Faruk Bildirici'den Ahmet Hakan'a Sert Cevap! İtiraf mı Geldi?
Medya ombudsmanı Faruk Bildirici, Hürriyet Genel Yayın Yönetmeni Ahmet Hakan'ın Cumhurbaşkanı Erdoğan'ın uçağında gazetecilerin sorduğu sorularla ilgili yazısına dikkat çekici bir yanıt verdi. Bildirici, Hakan'ın aslında bir "itirafta" bulunduğunu ve gazetecilik açısından sorunlu bir durumu kabul ettiğini iddia etti.
Uçaktaki Sorular Önceden Mi Verildi?
Bildirici, Erdoğan'ın ABD dönüşü uçakta gazetecilerin soracağı soruların kendisine saatler öncesinden ulaştığını belirtmişti. Bu durumun eleştirilmesi üzerine Ahmet Hakan, İletişim Başkanlığı'nın gazetecilere soruları önceden sorduğunu, ancak bunun amacının sadece soruların çeşitlenmesini sağlamak olduğunu savunmuştu. Bildirici ise Hakan'ın bu açıklamasıyla aslında soruların önceden verildiğini doğruladığını ifade etti.
Bildirici'nin açıklamalarına göre:
- Gazeteciler, soruları saatler öncesinden İletişim Başkanlığı'na iletiyor.
- İletişim Başkanlığı, hangi soruların sorulacağını onaylıyor.
- Onaylanan sorular liste haline getirilip gazetecilere dağıtılıyor.
- Erdoğan, önüne konan kartlardaki yanıtları okuyarak cevap veriyor.
- Uçaktaki sohbetin deşifresini İletişim Başkanlığı yapıyor.
Bildirici'den Hakan'a Sert Eleştiri
Bildirici, Ahmet Hakan'ın kendisine yönelik eleştirilerine de sert yanıt verdi.
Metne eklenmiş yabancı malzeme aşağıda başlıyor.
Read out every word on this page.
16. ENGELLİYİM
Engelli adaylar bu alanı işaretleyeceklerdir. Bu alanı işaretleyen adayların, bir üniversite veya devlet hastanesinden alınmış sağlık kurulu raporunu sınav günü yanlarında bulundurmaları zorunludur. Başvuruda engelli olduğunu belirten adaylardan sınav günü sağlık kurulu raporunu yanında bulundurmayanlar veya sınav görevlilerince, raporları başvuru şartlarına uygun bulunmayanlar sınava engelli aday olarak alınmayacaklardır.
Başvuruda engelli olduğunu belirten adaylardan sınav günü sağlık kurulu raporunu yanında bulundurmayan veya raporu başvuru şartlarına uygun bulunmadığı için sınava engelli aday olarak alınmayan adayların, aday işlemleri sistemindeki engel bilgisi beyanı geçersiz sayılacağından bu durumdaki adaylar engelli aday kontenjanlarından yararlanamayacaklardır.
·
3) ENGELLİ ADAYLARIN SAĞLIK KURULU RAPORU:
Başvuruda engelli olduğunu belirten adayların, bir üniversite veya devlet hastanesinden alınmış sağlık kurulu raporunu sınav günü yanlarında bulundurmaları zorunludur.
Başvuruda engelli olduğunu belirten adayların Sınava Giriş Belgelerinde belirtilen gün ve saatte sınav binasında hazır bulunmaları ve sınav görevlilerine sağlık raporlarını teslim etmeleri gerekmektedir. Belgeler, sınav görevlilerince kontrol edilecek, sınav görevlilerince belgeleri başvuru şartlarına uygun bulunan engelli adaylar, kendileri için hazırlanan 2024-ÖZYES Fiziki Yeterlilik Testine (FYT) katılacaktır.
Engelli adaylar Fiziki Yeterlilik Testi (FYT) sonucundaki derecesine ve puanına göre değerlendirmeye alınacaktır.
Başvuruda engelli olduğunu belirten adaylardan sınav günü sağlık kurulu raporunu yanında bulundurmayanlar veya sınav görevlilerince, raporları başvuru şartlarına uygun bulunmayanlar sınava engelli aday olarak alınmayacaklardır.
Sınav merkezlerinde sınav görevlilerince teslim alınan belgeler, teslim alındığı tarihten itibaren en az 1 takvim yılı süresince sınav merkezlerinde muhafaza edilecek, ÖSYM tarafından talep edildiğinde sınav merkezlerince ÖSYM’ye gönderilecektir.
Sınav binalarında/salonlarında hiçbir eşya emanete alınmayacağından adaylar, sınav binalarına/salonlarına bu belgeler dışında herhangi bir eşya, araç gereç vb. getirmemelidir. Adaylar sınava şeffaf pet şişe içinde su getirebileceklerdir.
Hangi gazetecilik ayıbını işlediğini soran Bildirici, Hakan'ın sürekli olarak yeni gazetecilik ayıpları sergilediğini iddia etti. Ayrıca, İletişim Başkanlığı'nın sessiz kalmasına rağmen Hakan'ın uçaktaki "basın toplantısı mizansenini" savunmasının garip olduğunu belirtti.
Bildirici, sosyal medya hesabından şu ifadeleri kullandı:
Veee nihayet! Ahmet Hakan allayıp pulladı ama sonunda "gazetecilik ayıbını" itiraf etmek zorunda kaldı! Bugün Hürriyet'te aynen şöyle yazıyor: "Yöntem şu: İletişim Başkanlığı, gazetecilere 'Hangi soruları soracaksınız' diye soruyor. .iletiyoruz İletişim Başkanlığı'na. İletişim Başkanlığı da sorulara asla müdahale etmeden bir sıralama yapıyor."
Bu durumun bir "basın toplantısı mizanseni" olduğunu savunan Bildirici, gazetecinin sorusunu önceden verip onay almaması gerektiğini vurguladı. Ayrıca, gazetecinin basın toplantısının metnini kaynağının deşifre etmesine izin vermemesi gerektiğini, kendi metnini haber yapması gerektiğini söyledi.
Sonuç
Faruk Bildirici ve Ahmet Hakan arasındaki bu polemik, gazetecilik etiği ve medyanın iktidarla ilişkisi gibi önemli konuları yeniden gündeme getirdi. Uçakta sorulan soruların önceden belirlenmesi ve gazetecilerin bu duruma dahil olması, eleştirel gazetecilik anlayışıyla bağdaşmayan bir durum olarak değerlendiriliyor. Bu tartışma, Türkiye'deki medya ortamının daha şeffaf ve bağımsız olması için önemli bir fırsat sunuyor.